J’ai rencontré 300 personnes de 40 nationalités différentes pendant des soutiens juridiques en local de rétention avec la Cimade de 2007 à 2009. Dix ans après, j’ai continué à fréquenter certaines personnes. J’ai été particulièrement proche de six d’entre elles. Avec Masséré Sissoko, par exemple, on se voyait tous les dimanches. J’ai 40 rendez-vous enregistrés avec lui.
En quoi la vie quotidienne est-elle bouleversée par la menace d’être arrêté ?
Les manières de vivre face à la menace sont très différentes selon les personnes. Un homme ne sortait par exemple jamais de son foyer, alors que Masséré Sissoko avait une grande capacité à se sortir de situations dangereuses. Il connaissait par cœur les sorties de métro où il y avait des contrôles de police et était toujours en train de s’adapter en fonction du surgissement d’un policier. Il achetait un sac à dos avec une pochette interne où cacher sa fausse carte d’identité. Tout était calculé en fonction de l’éventualité de se faire arrêter. Si son chef au chantier garait sa camionnette sur un lieu interdit, il lui disait de la garer ailleurs. Il savait que ça pouvait mener à un contrôle et donc à une arrestation.

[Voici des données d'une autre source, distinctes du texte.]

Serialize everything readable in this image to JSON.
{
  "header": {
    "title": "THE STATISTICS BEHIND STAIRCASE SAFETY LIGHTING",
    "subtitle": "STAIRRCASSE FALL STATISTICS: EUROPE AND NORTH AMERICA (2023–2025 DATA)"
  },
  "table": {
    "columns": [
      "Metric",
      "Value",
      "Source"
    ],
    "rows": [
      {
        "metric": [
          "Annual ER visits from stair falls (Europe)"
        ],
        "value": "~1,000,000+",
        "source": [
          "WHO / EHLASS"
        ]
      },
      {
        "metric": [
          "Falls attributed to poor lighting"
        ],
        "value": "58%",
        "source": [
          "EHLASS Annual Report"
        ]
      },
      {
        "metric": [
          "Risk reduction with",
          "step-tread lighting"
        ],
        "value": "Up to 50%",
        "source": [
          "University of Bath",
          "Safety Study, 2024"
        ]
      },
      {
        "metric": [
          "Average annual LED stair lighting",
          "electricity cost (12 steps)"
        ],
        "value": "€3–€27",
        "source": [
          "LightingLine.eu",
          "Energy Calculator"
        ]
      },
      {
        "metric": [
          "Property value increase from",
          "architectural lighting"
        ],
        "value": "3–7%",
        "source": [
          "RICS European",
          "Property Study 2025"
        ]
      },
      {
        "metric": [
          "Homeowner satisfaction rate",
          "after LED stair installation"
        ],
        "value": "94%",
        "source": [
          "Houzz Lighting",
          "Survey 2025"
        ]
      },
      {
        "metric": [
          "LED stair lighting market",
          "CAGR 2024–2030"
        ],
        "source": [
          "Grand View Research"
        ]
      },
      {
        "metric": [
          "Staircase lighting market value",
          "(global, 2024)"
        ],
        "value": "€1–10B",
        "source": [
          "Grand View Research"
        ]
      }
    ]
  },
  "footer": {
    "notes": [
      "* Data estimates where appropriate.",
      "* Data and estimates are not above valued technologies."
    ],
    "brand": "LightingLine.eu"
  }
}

Vous abordez le fait que les corps se transforment face à la menace. Comment cela ?
Les sans-papiers se vivent dans l’espace public comme des proies de l’action policière. Ils enlèvent les marques qui pourraient les faire apparaître comme sans-papiers aux yeux des policiers. Il y a le stéréotype construit par des décennies de politique migratoire : ce seraient des hommes seuls d’Afrique subsaharienne et d’Afrique du Nord, venus pour nourrir leur famille. Et qui travaillent dans des métiers de la construction ou de la cuisine, des métiers manuels et de la sécurité. Il y a l’idée qu’il faut disparaître par rapport au contrôle policier.
Comment cette adaptation se manifeste-t-elle ?
Il y a un croisement entre le stéréotype racial et social. Les personnes que j’ai interrogées ont conscience de ça et essaient de jouer sur quelques repères visuels.
Ils s’adaptent de différentes manières : se couper les cheveux, ne pas avoir de sac à dos, ne pas avoir les mains pleines d’enduit quand ils reviennent du chantier, avoir plus l’air d’un cadre dynamique que d’un travailleur du BTP…
En plus de s’adapter, les sans-papiers doivent parfois faire appel à de l’aide extérieure. Vous évoquez l’histoire d’un homme nommé Bassirou Dembele. Que lui est-il arrivé ?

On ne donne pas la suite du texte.